In a country whose economy has been suffocated for years by international sanctions, the war has brought imports to a halt: the trucks that used to leave from the north no longer go down to Tehran or Bandar Abbas, a major Iranian port in the south, said Reza, who usually hauls food products. “Prices have gone down, except for chicken,” said Akbar Jafari, 37, from Kermanshah, a five-hour drive away. Unlike Reza, he sent his family, including his wife and seven-year-old son, to his father-in-law’s in the countryside when the strikes began. “The problems are in the city centre,” Jafari said.

“The Basij (paramilitary force) abandoned the checkpoints they had set up in the city after the Mahsa Amini protests,” he said, referring to the 2022 mass demonstrations sparked by the death in custody of Amini, who had been arrested for not wearing a headscarf properly. “And in the evening, they leave their posts for fear of bombing,” he said. Life has gradually slowed down, with schools closed since the start of the air strikes and not reopening until after the break for Nowruz, the Persian New Year, starting on March 21.

Jafari and Reza have already decided against celebrating the important Iranian holiday — the government has declared 40 days of mourning following the death of supreme leader Ali Khamenei on the first day of the war. “Anyone who celebrates Nowruz will be in serious trouble,” Reza said.

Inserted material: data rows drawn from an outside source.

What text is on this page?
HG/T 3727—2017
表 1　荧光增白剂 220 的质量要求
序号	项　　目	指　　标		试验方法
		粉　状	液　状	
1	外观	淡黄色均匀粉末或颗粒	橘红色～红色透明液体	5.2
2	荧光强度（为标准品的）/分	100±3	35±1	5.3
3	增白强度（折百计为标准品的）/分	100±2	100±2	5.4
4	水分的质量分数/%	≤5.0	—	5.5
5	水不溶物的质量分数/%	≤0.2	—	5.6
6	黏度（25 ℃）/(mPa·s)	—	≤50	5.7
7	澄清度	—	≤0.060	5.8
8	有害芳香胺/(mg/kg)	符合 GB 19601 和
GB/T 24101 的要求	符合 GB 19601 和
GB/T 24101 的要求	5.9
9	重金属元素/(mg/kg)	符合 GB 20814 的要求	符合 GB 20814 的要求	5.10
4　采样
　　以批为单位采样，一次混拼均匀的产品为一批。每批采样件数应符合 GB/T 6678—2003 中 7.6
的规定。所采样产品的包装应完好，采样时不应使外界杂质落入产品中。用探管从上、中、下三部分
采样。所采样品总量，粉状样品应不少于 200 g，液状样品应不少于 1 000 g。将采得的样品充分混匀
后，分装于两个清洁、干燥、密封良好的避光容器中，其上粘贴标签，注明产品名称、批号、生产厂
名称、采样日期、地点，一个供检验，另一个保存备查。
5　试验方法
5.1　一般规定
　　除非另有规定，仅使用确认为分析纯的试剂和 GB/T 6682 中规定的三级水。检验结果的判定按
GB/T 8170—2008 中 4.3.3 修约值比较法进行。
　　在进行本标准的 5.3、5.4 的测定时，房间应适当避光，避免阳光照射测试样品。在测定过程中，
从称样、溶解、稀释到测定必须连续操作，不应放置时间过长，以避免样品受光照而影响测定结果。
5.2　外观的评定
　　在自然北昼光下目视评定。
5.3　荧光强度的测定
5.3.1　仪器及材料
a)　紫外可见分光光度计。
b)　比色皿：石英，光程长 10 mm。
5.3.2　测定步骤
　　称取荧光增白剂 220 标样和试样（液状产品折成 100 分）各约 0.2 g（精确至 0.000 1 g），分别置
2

Still, the truck driver said Khamenei’s death “changes nothing” in his own life. “What we want is someone who truly serves the people.” Though Reza “wants the war to end”, he said “only the Americans can change the regime”, which recently cracked down on a wave of anti-government protests, leaving several thousand dead, according to NGOs.

Fellow trucker Zaheed, 37, said that “in the first few days, people were very afraid of the bombings, but you get used to it: the jets are constantly flying overhead, day and night, but it’s like seeing a bird cross the sky”. His town of Mariwan, 30 kilometres (18 miles) from Bashmarq, was bombed, and several civilians were hit, four of whom died, he said. “At first, many people left, but since then they’ve come back,” he said. His wife, however, still goes to her father’s village with their 10- and 5-year-old children as soon as he hits the road: “She’s scared when I leave.” As he climbed back into the cab, he added: “We used to live well in our town, before.”